|Posted by dr.ron45 on October 8, 2012 at 12:45 AM|
Professor Yamaguchi of the Doshisha Business School in Kyoto, Japan, became fascinated with the Federal Reserve System about 10 years ago upon reading two historical books, (1) The Creature from Jekyll Island - A Second Look at the Federal Reserve by Edward G. Griffin, and (2) The Lost Science of Money: The Mythology of Money - the Story of Power by Stephen Zarlenga. He had studied the System Dynamics mode of modeling dynamic systems at MIT where Jay Forrester had shown how such models could be developed and used with great benefit for Industrial Systems commonly encountered particularly in manufacturing industry. He learned the Vensim software for developing and analysing dynamic models with simulation and optimization procedures, and embarked on a project to show how Vensim modeling could be used to great advantage for the understanding of macroeconomic models for alternate economic systems. This develdopment is described in his draft book (see Yamaguchi links page) that is freely available for download and study. He became acquainted with Stephen Zarlenga and prepared three important papers analyzing the American Monetary Act proposal for restructuring the monetary system (most recently known as H.R. 2990). The first (in 2010) dealt with the Liquidation of Government Debt; the second (in 2011) dealt with the Workings of a Public Money System; and the third (in 2012) dealt with the Monetary and Financial Stability under A Public Money System. Roughly speaking, his bottom line is that Public Money Systems CAN be run without inflation, and they perform better than debt-money systems in almost any respect that you can think of. They will support higher levels of employment and real output, they can achieve and maintain a zero national debt indefinitely, and do so with much smaller "business cycle" swings than the boom-and-bust debt money systems. More information is provided on the Yamaguchi links page.

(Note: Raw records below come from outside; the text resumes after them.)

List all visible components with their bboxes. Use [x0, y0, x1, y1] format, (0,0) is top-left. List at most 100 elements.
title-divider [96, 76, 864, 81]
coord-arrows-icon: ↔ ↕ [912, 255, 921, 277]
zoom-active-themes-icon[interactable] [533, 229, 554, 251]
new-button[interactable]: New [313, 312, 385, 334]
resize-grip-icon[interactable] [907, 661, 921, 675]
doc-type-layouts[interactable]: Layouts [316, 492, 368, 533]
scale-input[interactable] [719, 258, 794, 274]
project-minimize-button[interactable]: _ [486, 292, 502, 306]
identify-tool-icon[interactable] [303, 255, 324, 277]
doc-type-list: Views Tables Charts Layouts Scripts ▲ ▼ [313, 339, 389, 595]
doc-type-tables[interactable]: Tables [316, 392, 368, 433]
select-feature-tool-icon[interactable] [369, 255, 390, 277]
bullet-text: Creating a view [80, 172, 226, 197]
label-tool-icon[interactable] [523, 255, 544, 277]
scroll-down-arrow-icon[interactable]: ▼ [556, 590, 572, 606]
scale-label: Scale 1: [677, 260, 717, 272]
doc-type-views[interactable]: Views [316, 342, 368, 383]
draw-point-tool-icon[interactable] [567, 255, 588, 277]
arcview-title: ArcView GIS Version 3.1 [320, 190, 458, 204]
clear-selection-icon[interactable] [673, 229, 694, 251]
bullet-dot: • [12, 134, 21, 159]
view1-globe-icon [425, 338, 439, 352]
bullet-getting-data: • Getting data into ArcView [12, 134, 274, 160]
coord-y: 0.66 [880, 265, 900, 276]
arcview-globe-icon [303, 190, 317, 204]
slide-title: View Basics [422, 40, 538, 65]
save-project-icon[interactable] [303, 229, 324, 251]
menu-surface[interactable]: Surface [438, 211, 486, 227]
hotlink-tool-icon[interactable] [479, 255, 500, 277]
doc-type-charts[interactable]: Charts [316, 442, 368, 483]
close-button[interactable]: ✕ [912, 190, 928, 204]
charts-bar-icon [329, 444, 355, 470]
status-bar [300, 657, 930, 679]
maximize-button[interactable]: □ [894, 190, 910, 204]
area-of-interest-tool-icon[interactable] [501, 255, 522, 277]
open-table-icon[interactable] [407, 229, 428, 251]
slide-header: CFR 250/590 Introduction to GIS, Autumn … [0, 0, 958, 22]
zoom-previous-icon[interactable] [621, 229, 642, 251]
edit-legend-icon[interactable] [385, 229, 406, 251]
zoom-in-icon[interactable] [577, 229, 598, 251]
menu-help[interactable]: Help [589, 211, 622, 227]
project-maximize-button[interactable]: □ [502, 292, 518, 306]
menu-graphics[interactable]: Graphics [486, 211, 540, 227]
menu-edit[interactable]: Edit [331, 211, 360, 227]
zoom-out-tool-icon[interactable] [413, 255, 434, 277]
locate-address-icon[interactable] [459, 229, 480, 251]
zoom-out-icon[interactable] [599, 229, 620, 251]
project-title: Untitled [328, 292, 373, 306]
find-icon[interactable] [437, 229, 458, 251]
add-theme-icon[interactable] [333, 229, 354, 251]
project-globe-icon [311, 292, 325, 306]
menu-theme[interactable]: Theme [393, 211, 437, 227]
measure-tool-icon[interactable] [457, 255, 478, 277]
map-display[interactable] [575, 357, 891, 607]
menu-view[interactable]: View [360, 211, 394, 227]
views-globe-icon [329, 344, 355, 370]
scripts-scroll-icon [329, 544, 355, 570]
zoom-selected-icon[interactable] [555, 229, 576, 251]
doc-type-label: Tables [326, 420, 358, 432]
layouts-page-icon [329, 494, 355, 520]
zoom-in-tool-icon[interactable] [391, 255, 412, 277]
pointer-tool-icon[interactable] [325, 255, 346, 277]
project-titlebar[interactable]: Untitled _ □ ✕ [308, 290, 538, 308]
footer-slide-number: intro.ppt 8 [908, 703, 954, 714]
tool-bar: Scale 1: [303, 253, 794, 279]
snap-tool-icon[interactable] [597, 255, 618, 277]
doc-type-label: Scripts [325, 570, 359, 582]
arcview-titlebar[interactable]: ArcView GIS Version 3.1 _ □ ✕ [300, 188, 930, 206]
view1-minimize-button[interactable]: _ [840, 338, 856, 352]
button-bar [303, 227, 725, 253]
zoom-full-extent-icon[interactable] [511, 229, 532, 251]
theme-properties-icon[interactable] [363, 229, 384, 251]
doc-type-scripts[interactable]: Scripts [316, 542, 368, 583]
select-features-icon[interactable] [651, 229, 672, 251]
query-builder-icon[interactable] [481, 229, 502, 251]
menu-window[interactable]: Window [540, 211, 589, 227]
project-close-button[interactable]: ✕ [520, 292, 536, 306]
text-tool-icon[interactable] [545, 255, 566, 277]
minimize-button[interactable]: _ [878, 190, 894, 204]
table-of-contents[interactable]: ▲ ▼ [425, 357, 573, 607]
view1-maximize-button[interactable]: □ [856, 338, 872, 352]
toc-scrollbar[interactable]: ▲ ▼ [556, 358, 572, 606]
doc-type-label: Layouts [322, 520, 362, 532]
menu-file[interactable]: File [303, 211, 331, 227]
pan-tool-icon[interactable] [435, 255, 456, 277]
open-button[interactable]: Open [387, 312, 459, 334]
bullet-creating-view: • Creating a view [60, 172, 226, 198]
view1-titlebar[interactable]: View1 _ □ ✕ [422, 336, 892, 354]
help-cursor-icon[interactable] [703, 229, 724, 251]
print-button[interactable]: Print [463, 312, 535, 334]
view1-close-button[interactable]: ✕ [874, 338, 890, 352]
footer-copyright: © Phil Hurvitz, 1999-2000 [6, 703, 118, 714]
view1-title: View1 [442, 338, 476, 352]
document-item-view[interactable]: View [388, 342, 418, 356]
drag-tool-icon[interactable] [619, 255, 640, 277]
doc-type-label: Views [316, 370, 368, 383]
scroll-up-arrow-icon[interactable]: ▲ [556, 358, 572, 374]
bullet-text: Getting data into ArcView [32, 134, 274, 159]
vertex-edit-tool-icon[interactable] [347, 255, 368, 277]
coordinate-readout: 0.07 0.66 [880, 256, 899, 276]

We hope to next look at the dynamics of the transition from a debt-based money system to a public money system by interposing an intermediate stage in which there is a hybrid system in which public (debt-free) money is issued in parallel with bank (debt-based) money. Since government money can be issued without any change to the federal reserve system (other than its subordination to a new Monetary Authority), the legislation for this purpose (such as the Greenback Renewal Act linked on the home page) can be much simpler and less controversial. The research objective is now to show that a hybrid system can be managed in a stable fashion to bring deficits, unemployment, and national debt down at the same time without producing inflation. Development of specific strategies with specific timetables that can be codified into public law is all part of the research that we are engaged in at this time. I will attempt to confirm Professor Yamaguchi's results by running similar models in the MATALB/SIMULINK environment provided by MathWorks, Inc. We should be able to enhance both our models by comparing results and trying to understand any output differences. We should have positive results by next July when the System Dynamics Society holds its next meeting.